Urban Cowboy

So this morning on the Today Show (my daily source of all things newsworthy) they had the performers from “Urban Cowboy”, the new Broadway musical, sing, dance, and generally cavort about in their down-home country way. These were jean-donning, boot wearing, booty-shakin’ kind of people (or at least they were playing it on tv.) They were down-home, dirty, and I loved it. Whereas before I thought the she she me “Looking For My Cowboy” was merely a cute saying, I’m living it.

I want my cowboy, and I want him now.

I’ll even expand upon that to include common tenents in human nature, in the pursue and be pursued, cat and mouse, hard-to-get arena. It’s the appeal of the “Bad Boy,” and trust me, I’ve got it bad.

Right about now, I want a blue collar man with dirt under his fingernails a la Joe Millionaire (though would prefer a few additional brain cells.) I want a Harley-riding rebel with a devil-may-care attitude, throwing caution to the wind. I want a bad, bad boy who my parents would hate, who my friends would warn me about, and with whom I would buck society and ride away together in the sunset.
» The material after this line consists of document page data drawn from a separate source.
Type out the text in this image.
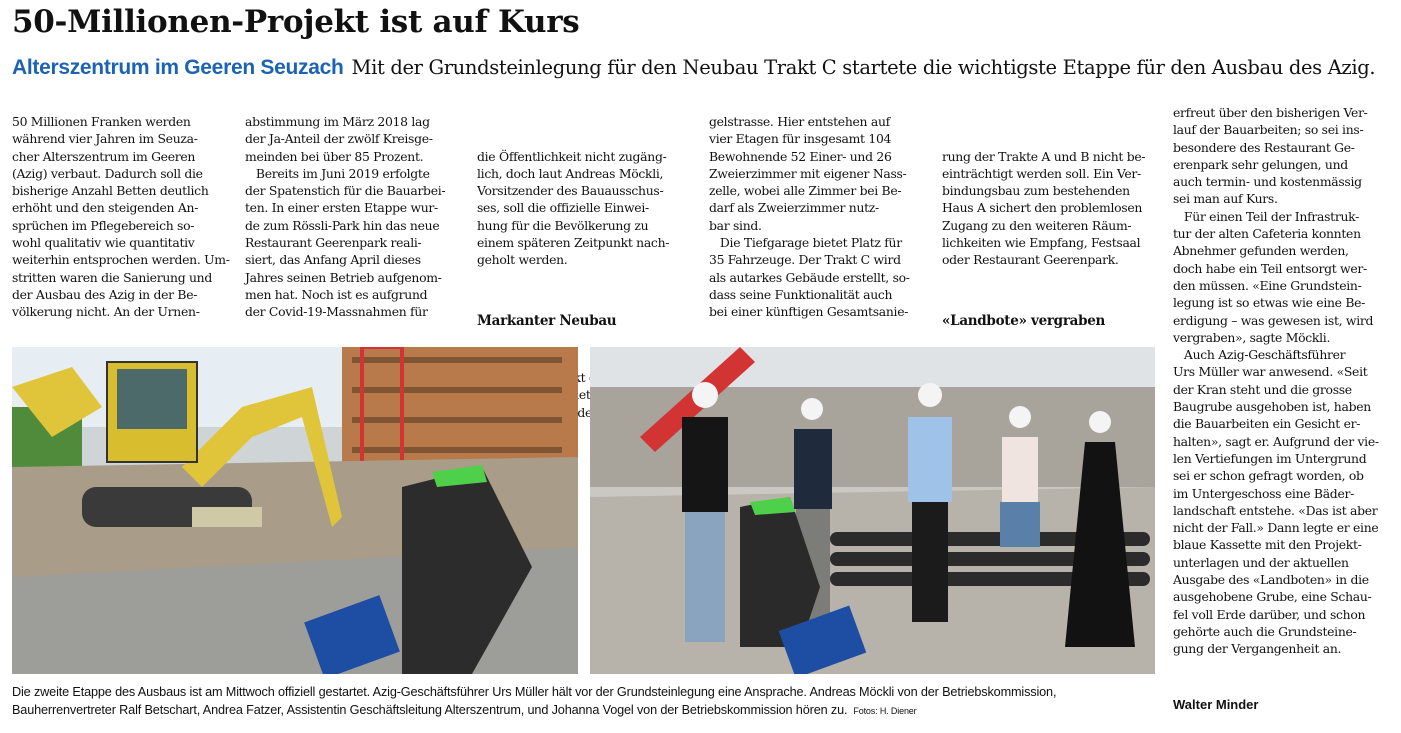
50-Millionen-Projekt ist auf Kurs
Alterszentrum im Geeren Seuzach Mit der Grundsteinlegung für den Neubau Trakt C startete die wichtigste Etappe für den Ausbau des Azig.

50 Millionen Franken werden
während vier Jahren im Seuza-
cher Alterszentrum im Geeren
(Azig) verbaut. Dadurch soll die
bisherige Anzahl Betten deutlich
erhöht und den steigenden An-
sprüchen im Pflegebereich so-
wohl qualitativ wie quantitativ
weiterhin entsprochen werden. Um-
stritten waren die Sanierung und
der Ausbau des Azig in der Be-
völkerung nicht. An der Urnen-

abstimmung im März 2018 lag
der Ja-Anteil der zwölf Kreisge-
meinden bei über 85 Prozent.
Bereits im Juni 2019 erfolgte
der Spatenstich für die Bauarbei-
ten. In einer ersten Etappe wur-
de zum Rössli-Park hin das neue
Restaurant Geerenpark reali-
siert, das Anfang April dieses
Jahres seinen Betrieb aufgenom-
men hat. Noch ist es aufgrund
der Covid-19-Massnahmen für

die Öffentlichkeit nicht zugäng-
lich, doch laut Andreas Möckli,
Vorsitzender des Bauausschus-
ses, soll die offizielle Einwei-
hung für die Bevölkerung zu
einem späteren Zeitpunkt nach-
geholt werden.

Markanter Neubau

der

gelstrasse. Hier entstehen auf
vier Etagen für insgesamt 104
Bewohnende 52 Einer- und 26
Zweierzimmer mit eigener Nass-
zelle, wobei alle Zimmer bei Be-
darf als Zweierzimmer nutz-
bar sind.
Die Tiefgarage bietet Platz für
35 Fahrzeuge. Der Trakt C wird
als autarkes Gebäude erstellt, so-
dass seine Funktionalität auch
bei einer künftigen Gesamtsanie-

rung der Trakte A und B nicht be-
einträchtigt werden soll. Ein Ver-
bindungsbau zum bestehenden
Haus A sichert den problemlosen
Zugang zu den weiteren Räum-
lichkeiten wie Empfang, Festsaal
oder Restaurant Geerenpark.

«Landbote» vergraben

erfreut über den bisherigen Ver-
lauf der Bauarbeiten; so sei ins-
besondere des Restaurant Ge-
erenpark sehr gelungen, und
auch termin- und kostenmässig
sei man auf Kurs.
Für einen Teil der Infrastruk-
tur der alten Cafeteria konnten
Abnehmer gefunden werden,
doch habe ein Teil entsorgt wer-
den müssen. «Eine Grundstein-
legung ist so etwas wie eine Be-
erdigung – was gewesen ist, wird
vergraben», sagte Möckli.
Auch Azig-Geschäftsführer
Urs Müller war anwesend. «Seit
der Kran steht und die grosse
Baugrube ausgehoben ist, haben
die Bauarbeiten ein Gesicht er-
halten», sagt er. Aufgrund der vie-
len Vertiefungen im Untergrund
sei er schon gefragt worden, ob
im Untergeschoss eine Bäder-
landschaft entstehe. «Das ist aber
nicht der Fall.» Dann legte er eine
blaue Kassette mit den Projekt-
unterlagen und der aktuellen
Ausgabe des «Landboten» in die
ausgehobene Grube, eine Schau-
fel voll Erde darüber, und schon
gehörte auch die Grundsteine-
gung der Vergangenheit an.

Die zweite Etappe des Ausbaus ist am Mittwoch offiziell gestartet. Azig-Geschäftsführer Urs Müller hält vor der Grundsteinlegung eine Ansprache. Andreas Möckli von der Betriebskommission, Bauherrenvertreter Ralf Betschart, Andrea Fatzer, Assistentin Geschäftsleitung Alterszentrum, und Johanna Vogel von der Betriebskommission hören zu. Fotos: H. Diener	Walter Minder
It’s human nature, it really is. Along with us wanting what we can’t have (a trait I’ve practically trademarked I’ve mastered it so well), we also want what’s not good for us. It’s why we’re listful over old boyfriends that we KNOW weren’t good [enough] for us, why we remember the good times and why we’re constantly wondering ‘what if.’ It’s why the grass is always greener, why everyone else’s relationship is inherently better than our own, and why, whether we say it or not, there’s always that ONE PERSON who you always wondered about, who, on the day of your wedding or the day of theirs, you wonder what ‘could’ve been’.

It’s the Bad Boy Syndrome, and so I’m calling all you Urban Cowboys to don your boots, your tightest faded blues, and give this little lady a call.

(Or, if you’re a CPA, I need you even more. My taxes are due.)